Six days. That's how long it took before city officials began the public fingerpoint- ing in the wake of last week's CSX train derailment and tunnel fire.
And legal experts say it's likely to intensify as federal regulators, city engineers and private insurance investigators search above and below Howard Street for whom to blame in the accident, which set off a chain reaction that snarled downtown traffic for days, damaged some businesses and forced the Orioles to postpone three games.
At stake are millions of dollars and potentially years of legal wrangling, depending on the strength of the evidence and whether the blame ultimately falls to the city, the railroad or some unforeseen act of nature. The National Transportation Safety Board (NTSB) is studying whether the derailment might have been caused by a city water main break, or vice versa, as city officials forcefully claimed earlier this week at a press conference that had the air of a courtroom presentation.
Beyond CSX Transportation Inc. and Baltimore City, the list of potential litigants is long, ranging from the manufacturer of the train cars involved in the accident to the company that designed the water pipe buried under Howard Street.
"What they [the NTSB] say could have millions of dollars of impact on somebody's bottom line," said John W. Bagby, professor of business law at Penn State's Smeal College of Business. "But there are staff attorneys and investigators for both the city and CSX looking at this, so the NTSB won't be the only source of information that will impact court litigation."
The complexity of the case -- a combined train derailment, fire and water main break -- increases the potential for a lengthy legal scrimmage, experts say.
"You could be talking about huge litigation," said Frank Branson, a Dallas attorney familiar with railroad litigation. "It'll be enough to keep insurance lawyers busy in Baltimore for years. Property damage cases can take a lot of time and energy."
Though it is not admitting fault while the investigation continues, CSX is playing the role of dutiful corporate citizen in hopes of avoiding courtroom confrontations. The Jacksonville, Fla.-based railroad sent a team of six claims agents to knock on doors up and down Howard Street this week looking for businesses that were affected by the accident. So far, 25 have been identified, although that doesn't include several larger companies in the affected area, said CSX spokesman Robert L. Gould.
Legal experts said it is customary for companies to try to settle matters quickly and without going to court. In the majority of cases, claims are settled quietly. "There's just a tremendous amount of pressure to want to settle these things so its brand and image don't get destroyed," Bagby said.

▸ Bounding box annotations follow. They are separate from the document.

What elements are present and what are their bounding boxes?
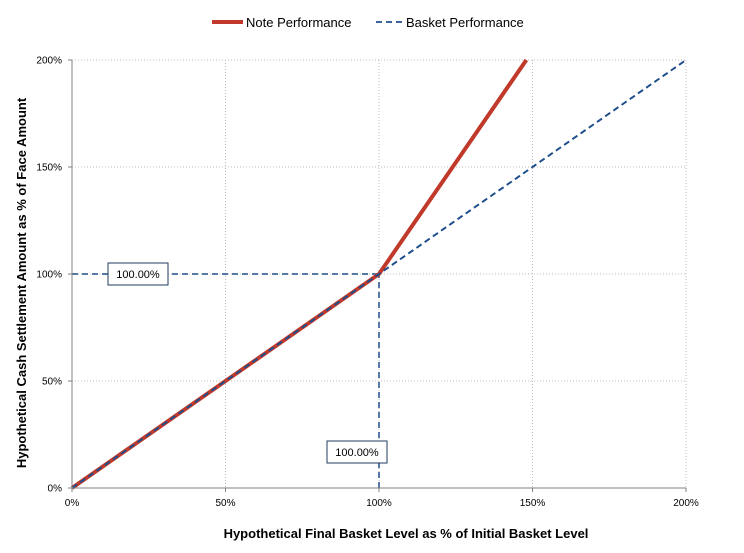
legend-item-basket-performance: Basket Performance	[376, 15, 524, 30]
callout-box	[326, 440, 388, 464]
x-tick-label: 150%	[520, 498, 546, 509]
y-tick-label: 50%	[42, 377, 62, 388]
basket-performance-line-overlay	[71, 59, 687, 489]
x-axis-title: Hypothetical Final Basket Level as % of …	[224, 526, 589, 541]
y-axis-title: Hypothetical Cash Settlement Amount as %…	[14, 97, 29, 468]
x-tick-label: 100%	[366, 498, 392, 509]
callout-box	[107, 262, 169, 286]
y-tick-label: 0%	[48, 484, 63, 495]
legend-label: Note Performance	[246, 15, 352, 30]
y-tick-label: 100%	[36, 270, 62, 281]
y-tick-label: 150%	[36, 163, 62, 174]
callout-label: 100.00%	[335, 447, 379, 459]
x-tick-label: 0%	[65, 498, 80, 509]
legend: Note Performance Basket Performance	[212, 15, 524, 30]
plot-frame	[68, 59, 687, 492]
series-lines	[70, 58, 687, 490]
x-tick-labels: 0% 50% 100% 150% 200%	[65, 498, 699, 509]
y-tick-labels: 0% 50% 100% 150% 200%	[36, 56, 62, 495]
legend-item-note-performance: Note Performance	[212, 15, 352, 30]
y-tick-label: 200%	[36, 56, 62, 67]
x-value-callout: 100.00%	[326, 440, 388, 464]
callouts: 100.00% 100.00%	[107, 262, 388, 464]
callout-label: 100.00%	[116, 269, 160, 281]
x-tick-label: 50%	[215, 498, 235, 509]
legend-label: Basket Performance	[406, 15, 524, 30]
x-tick-label: 200%	[673, 498, 699, 509]
y-value-callout: 100.00%	[107, 262, 169, 286]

Although its legal responsibility is unclear, the railroad won public praise from Mayor Martin O'Malley for agreeing to pay the city for the overtime that firefighters and emergency crews put in trying to extinguish the stubborn fire. The figure stands at $1.3 million, though the number may ultimately be adjusted. The railroad continues to meet with city officials to discuss costs associated with the disaster.
"We pay taxes here," Gould said. "We want the mayor to be successful on his initiative of reducing the crime rate, and we also recognize the Fire Department needs all the money it can get to do its job, and overtime obviously eats into budgets for both those things."

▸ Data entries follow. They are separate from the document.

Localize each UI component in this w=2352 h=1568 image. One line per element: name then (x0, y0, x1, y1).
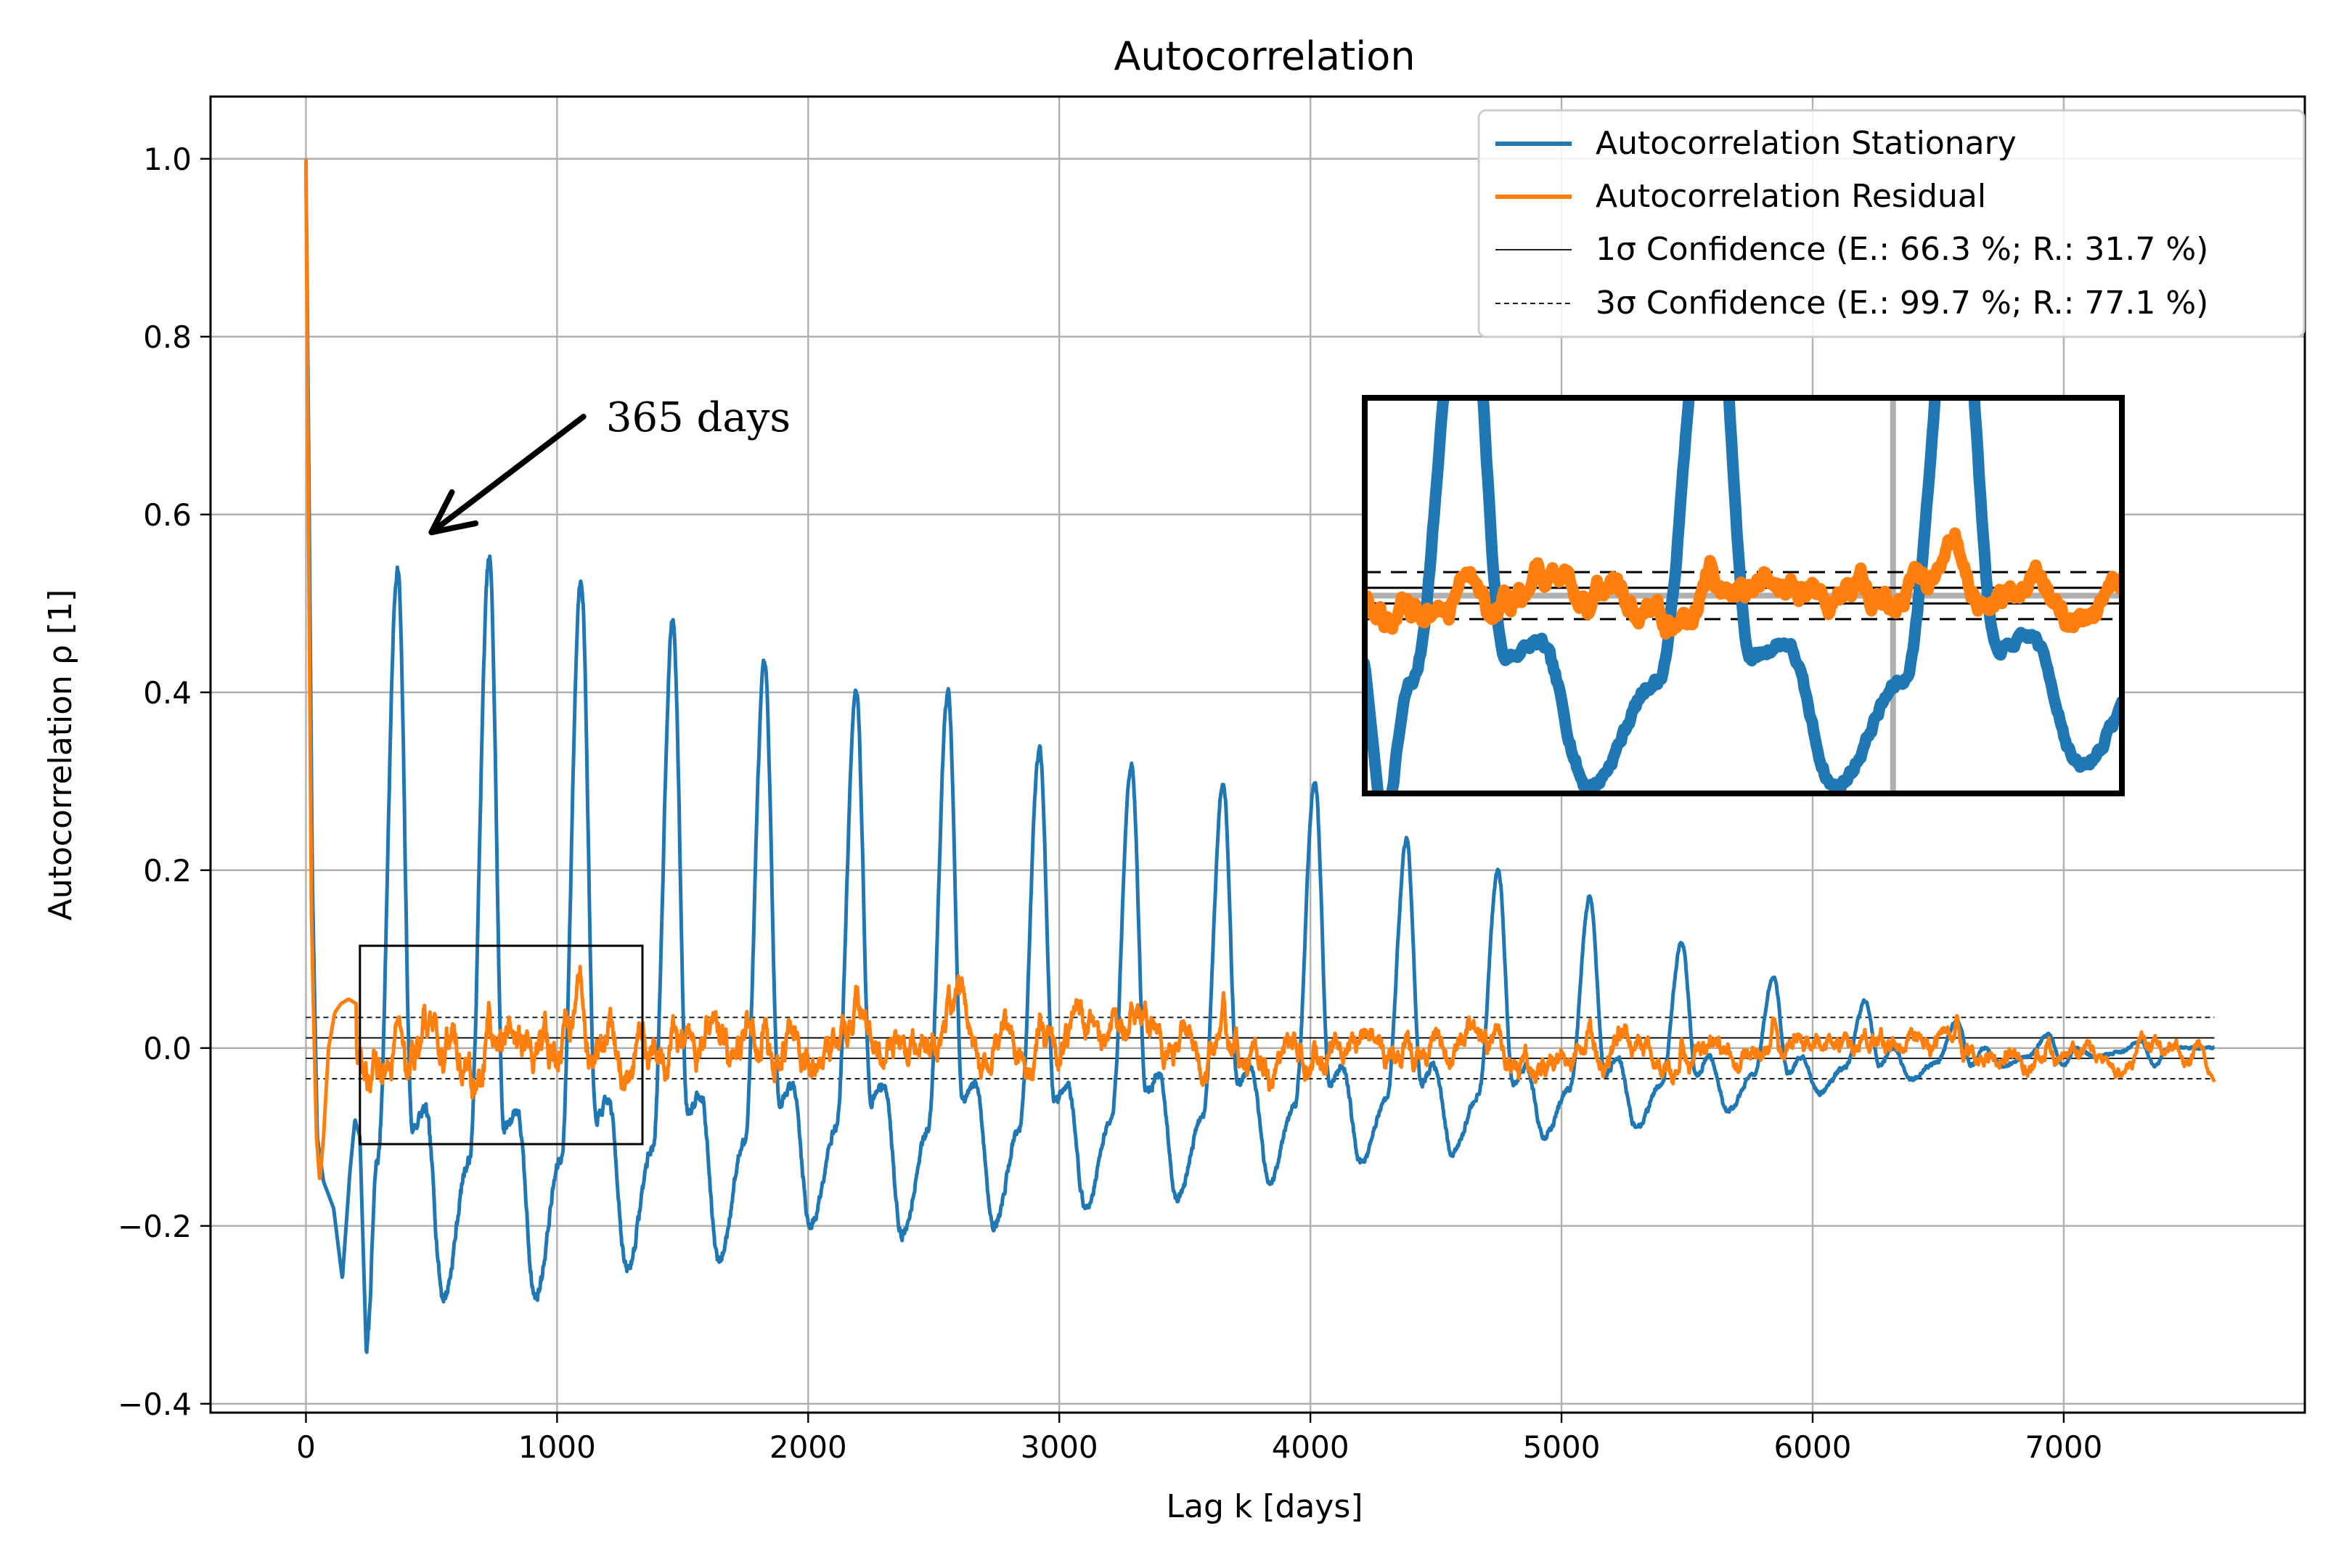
y-tick-label: 0.6 (143, 497, 192, 533)
axis-ticks (200, 158, 2065, 1423)
x-axis-label: Lag k [days] (1166, 1488, 1363, 1525)
y-tick-label: 0.0 (143, 1031, 192, 1066)
x-tick-label: 3000 (1021, 1429, 1098, 1465)
x-tick-label: 0 (296, 1429, 316, 1465)
zoom-region-box (359, 944, 644, 1146)
x-tick-label: 5000 (1523, 1429, 1601, 1465)
chart-title: Autocorrelation (1114, 33, 1415, 79)
y-tick-label: 1.0 (143, 142, 192, 177)
y-tick-label: 0.8 (143, 319, 192, 355)
axis-tick-labels: 0 1000 2000 3000 4000 5000 6000 7000 −0.4 −0.2 0.0… (118, 142, 2102, 1465)
y-tick-label: 0.2 (143, 853, 192, 889)
legend-label-autocorrelation-residual: Autocorrelation Residual (1596, 178, 1986, 215)
x-tick-label: 1000 (518, 1429, 596, 1465)
legend-box (1477, 109, 2306, 338)
inset-zoom-panel (1362, 395, 2125, 796)
annotation-365-days: 365 days (428, 394, 791, 536)
x-tick-label: 4000 (1272, 1429, 1349, 1465)
legend: Autocorrelation Stationary Autocorrelati… (1477, 109, 2306, 338)
y-tick-label: −0.4 (118, 1387, 192, 1422)
annotation-text: 365 days (606, 394, 791, 441)
y-tick-label: 0.4 (143, 675, 192, 711)
y-axis-label: Autocorrelation ρ [1] (42, 589, 79, 920)
annotation-arrow (428, 414, 587, 536)
series-line-autocorrelation-residual (304, 158, 2216, 1180)
x-tick-label: 6000 (1774, 1429, 1852, 1465)
inset-series-line-autocorrelation-stationary (1365, 398, 2122, 793)
legend-label-3sigma-confidence: 3σ Confidence (E.: 99.7 %; R.: 77.1 %) (1596, 285, 2208, 322)
annotation-arrow-head (428, 489, 479, 536)
inset-frame (1362, 395, 2125, 796)
plot-frame (209, 95, 2306, 1414)
legend-label-autocorrelation-stationary: Autocorrelation Stationary (1596, 125, 2017, 162)
legend-label-1sigma-confidence: 1σ Confidence (E.: 66.3 %; R.: 31.7 %) (1596, 231, 2208, 268)
x-tick-label: 7000 (2025, 1429, 2102, 1465)
x-tick-label: 2000 (769, 1429, 847, 1465)
y-tick-label: −0.2 (118, 1209, 192, 1244)
inset-series-line-autocorrelation-residual (1365, 527, 2122, 640)
plot-area (304, 158, 2216, 1355)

Flagstaff, Ariz., was less fortunate when a train carrying several cars full of liquid petroleum derailed in 1981, forcing the evacuation of residents up to a mile away.
That city went after the Atchison, Topeka and Santa Fe Railway Co. for overtime and other emergency expenses incurred in the accident, arguing that its costs were the result of the railroad's negligence. The U.S. 9th Circuit Court of Appeals ruled against Flagstaff, saying the cost of providing fire protection and emergency services is to be borne by the taxpaying public.

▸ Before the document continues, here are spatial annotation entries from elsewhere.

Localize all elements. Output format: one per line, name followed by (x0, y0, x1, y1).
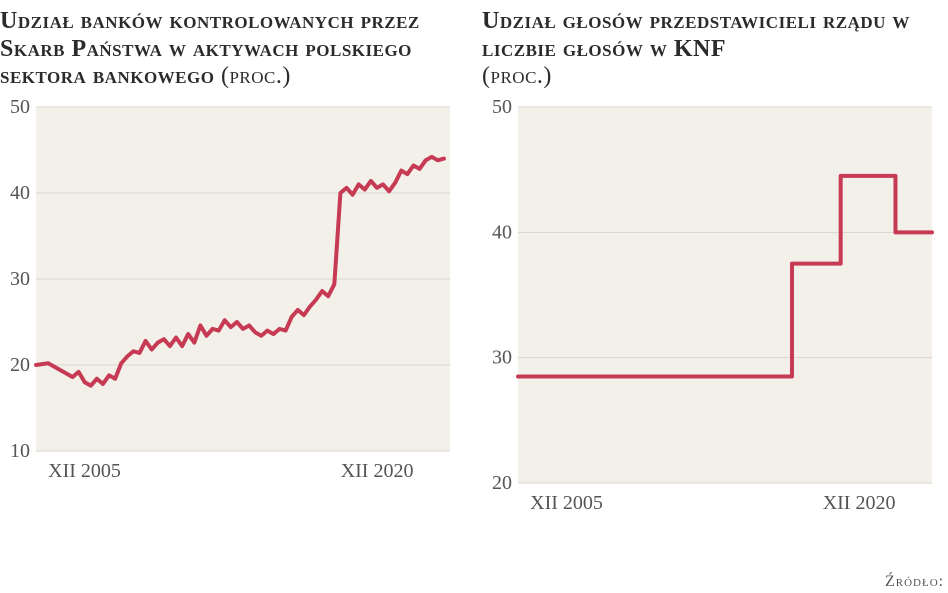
svg-text:50: 50 (492, 99, 512, 118)
right-chart: 20 30 40 50 XII 2005 XII 2020 (482, 99, 948, 585)
right-chart-svg: 20 30 40 50 XII 2005 XII 2020 (482, 99, 938, 517)
left-chart-svg: 10 20 30 40 50 XII 2005 XII 2020 (0, 99, 456, 485)
svg-text:30: 30 (492, 346, 512, 368)
svg-text:20: 20 (492, 472, 512, 494)
svg-text:XII 2005: XII 2005 (530, 492, 603, 514)
svg-text:XII 2020: XII 2020 (341, 460, 414, 482)
charts-container: Udział banków kontrolowanych przez Skarb… (0, 0, 948, 593)
right-title-unit: (proc.) (482, 63, 552, 89)
left-title-main: Udział banków kontrolowanych przez Skarb… (0, 8, 420, 89)
svg-text:50: 50 (10, 99, 30, 118)
source-label: Źródło: NI (885, 573, 948, 591)
left-chart: 10 20 30 40 50 XII 2005 XII 2020 (0, 99, 470, 585)
right-title-main: Udział głosów przedstawicieli rządu w li… (482, 8, 910, 62)
svg-text:20: 20 (10, 354, 30, 376)
svg-text:XII 2020: XII 2020 (823, 492, 896, 514)
svg-text:40: 40 (10, 182, 30, 204)
svg-text:40: 40 (492, 221, 512, 243)
svg-text:30: 30 (10, 268, 30, 290)
right-panel: Udział głosów przedstawicieli rządu w li… (482, 0, 948, 593)
svg-text:10: 10 (10, 440, 30, 462)
left-panel: Udział banków kontrolowanych przez Skarb… (0, 0, 482, 593)
right-title: Udział głosów przedstawicieli rządu w li… (482, 8, 948, 91)
left-title: Udział banków kontrolowanych przez Skarb… (0, 8, 470, 91)
left-title-unit: (proc.) (214, 63, 290, 89)
svg-text:XII 2005: XII 2005 (48, 460, 121, 482)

How Maryland law would come down on the issue is unclear, since there is little legal precedence for such cases, said Philip Andrews, a managing principal at the Kramon & Graham law firm in Baltimore.
The legal issues are less murky with respect to businesses affected by street closures and flooding resulting from the water main break, experts said. Legal precedence suggests that parties can be held liable for a chain reaction of events that result from their own negligence. If investigators are able to assess clear blame for the derailment, the responsible party could be ordered to pay for lost business and other costs associated with the derailment, water main break or delayed rail freight shipments, in some cases.
That's a big if, legal experts admit. But behind the scenes, insurance adjusters, engineers and other experts are studying the potential causes and adding up the costs to clients. Already, lawyers are drafting letters to potential litigants warning of possible damages. And business owners are studying balance sheets to document profits lost while portions of downtown were shut down.
While the question of blame remains unresolved, parties who suffered damages are most likely informing both the city and CSX that they may have a case against them, said Eric N. Schloss, an associate with the Baltimore law firm of Gordon Feinblatt. Early notification is especially important if the city shoulders some of the blame, he said, because statutes require parties to file notice of loss with a municipality within 180 days.
If the city is found to be at fault for the water main break and train wreck, victims of the accident could be out of luck. In some cases, municipalities are immune from paying damages that result while providing essential services, such as water, unless victims can prove that the city should have known an accident was imminent. In this case, attorneys would have to prove that the city should have known its water pipe was faulty.
"As a lawyer, I'd be looking for a pattern of problems with that water main," Schloss said.